Extrait du Manuel d’écriture et de survie de Martin Page, lu sur Tiers-Livre :
Ma relation avec internet et le numérique est complexe. J’ai un blog depuis six ans. Il m’a permis de faire des rencontres et de réfléchir à ma pratique. J’y parle de mon quotidien d’auteur, j’y esquisse des idées, j’y partage mes lectures. J’ai un site web aussi. J’y rassemble les textes que j’ai écrits pour la presse, ainsi que mes home made books et des vidéos en stop motion. On y trouve une biographie et ma bibliographie. C’est mon quartier général.
J’étais très idéaliste au début. Puis j’ai vu que le dialogue sur internet n’était pas plus simple qu’ailleurs. L’écoute est difficile et l’embrasement rhétorique favorisé. Les réseaux sociaux sont faits pour ceux qui ont un certain talent social. C’est toujours la cour de récréation. Mais on arrive à rencontrer des alliés sur le Net, on y trouve des places ombragées pour la conversation, on y bâtit des lieux de résistance et de création. L’agora est là. On peut parler littérature et politique. Ça crée du bordel, c’est certain, mais aussi de grandes choses. J’apprends, encore et toujours, à me débrouiller avec ça. Ma relation à internet n’est pas différente de ma relation avec l’espace social déconnecté.
Je me sers des réseaux sociaux avec parcimonie (j’utilise sporadiquement Twitter pour échanger des liens, et j’ai une page officielle sur Facebook). Je n’ai pas de smartphone, mais un bon vieux dumbphone sans internet pour ne pas être sollicité en permanence. Pour lire les blogs (grâce à un agrégateur) et les livres numériques, pour écouter des podcasts et écrire dans le train, j’utilise une tablette sans connexion au réseau téléphonique.
Je dois te remercier de m’avoir indiqué l’existence de ce logiciel, si justement nommé Freedom, qui permet de se déconnecter d’internet pendant le temps désiré.

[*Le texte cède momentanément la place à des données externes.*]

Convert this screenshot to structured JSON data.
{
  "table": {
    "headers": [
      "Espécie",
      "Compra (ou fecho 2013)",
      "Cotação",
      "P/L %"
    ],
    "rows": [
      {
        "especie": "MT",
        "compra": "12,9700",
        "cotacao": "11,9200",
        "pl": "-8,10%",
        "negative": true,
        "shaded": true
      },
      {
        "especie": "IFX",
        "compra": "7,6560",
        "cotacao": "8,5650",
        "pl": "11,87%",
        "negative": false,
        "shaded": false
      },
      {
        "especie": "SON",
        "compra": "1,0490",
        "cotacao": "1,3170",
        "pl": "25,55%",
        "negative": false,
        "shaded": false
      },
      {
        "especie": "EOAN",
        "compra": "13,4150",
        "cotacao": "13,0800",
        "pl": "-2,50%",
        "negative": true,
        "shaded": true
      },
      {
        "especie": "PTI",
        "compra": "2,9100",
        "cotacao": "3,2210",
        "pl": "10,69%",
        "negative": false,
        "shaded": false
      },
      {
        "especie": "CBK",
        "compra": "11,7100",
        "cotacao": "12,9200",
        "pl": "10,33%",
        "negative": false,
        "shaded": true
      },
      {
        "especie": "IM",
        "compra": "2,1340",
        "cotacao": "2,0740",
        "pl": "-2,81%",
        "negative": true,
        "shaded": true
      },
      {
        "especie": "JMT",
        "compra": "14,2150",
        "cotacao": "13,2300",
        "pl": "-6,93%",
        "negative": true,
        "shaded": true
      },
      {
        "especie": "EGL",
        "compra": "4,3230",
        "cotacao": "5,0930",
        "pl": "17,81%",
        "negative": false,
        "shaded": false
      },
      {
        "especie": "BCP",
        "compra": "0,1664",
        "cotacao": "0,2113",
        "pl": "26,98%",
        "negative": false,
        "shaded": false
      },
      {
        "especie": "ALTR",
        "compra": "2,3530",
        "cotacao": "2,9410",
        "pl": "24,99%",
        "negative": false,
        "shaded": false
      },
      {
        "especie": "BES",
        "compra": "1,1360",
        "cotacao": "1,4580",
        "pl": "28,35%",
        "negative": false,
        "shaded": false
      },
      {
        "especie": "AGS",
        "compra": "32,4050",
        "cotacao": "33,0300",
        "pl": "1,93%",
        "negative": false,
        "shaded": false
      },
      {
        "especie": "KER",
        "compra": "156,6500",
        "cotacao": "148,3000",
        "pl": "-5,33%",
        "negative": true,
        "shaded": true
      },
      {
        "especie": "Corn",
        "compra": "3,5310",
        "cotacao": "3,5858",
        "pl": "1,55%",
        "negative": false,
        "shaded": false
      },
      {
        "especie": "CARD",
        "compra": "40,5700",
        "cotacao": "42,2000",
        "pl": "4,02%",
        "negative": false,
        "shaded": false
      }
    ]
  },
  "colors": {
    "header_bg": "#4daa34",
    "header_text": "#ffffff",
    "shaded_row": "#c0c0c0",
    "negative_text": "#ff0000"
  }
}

C’est une aide précieuse. Internet est un territoire qui demande à être pensé et apprivoisé, les grandes compagnies ont pour but de capter notre attention et de nous vendre le maximum de choses. Créer et entretenir notre addiction est leur travail. Il faut apprendre à se défendre. J’ai installé le logiciel ce matin et j’en suis très content. Le numérique me passionne et dans le même temps je travaille à me tenir à distance (mais c’est la position que je tiens dans tous les aspects de l’existence, finalement).
L’enjeu est de continuer à participer aux forces créatives et politiques qui se déploient sur internet tout en restant critique à l’égard des tentatives de contrôle et de surveillance. Connexion et déconnexion sont des arts de vivre. Je viens de lire un article qui parle de ces dirigeants de société technologique qui envoient leurs enfants dans des écoles sans écran : ils écrivent à la main, dessinent, bricolent, font du tricot, jouent de la musique. La déconnexion sera bientôt un privilège des classes privilégiées, et la connexion permanente une addiction du peuple.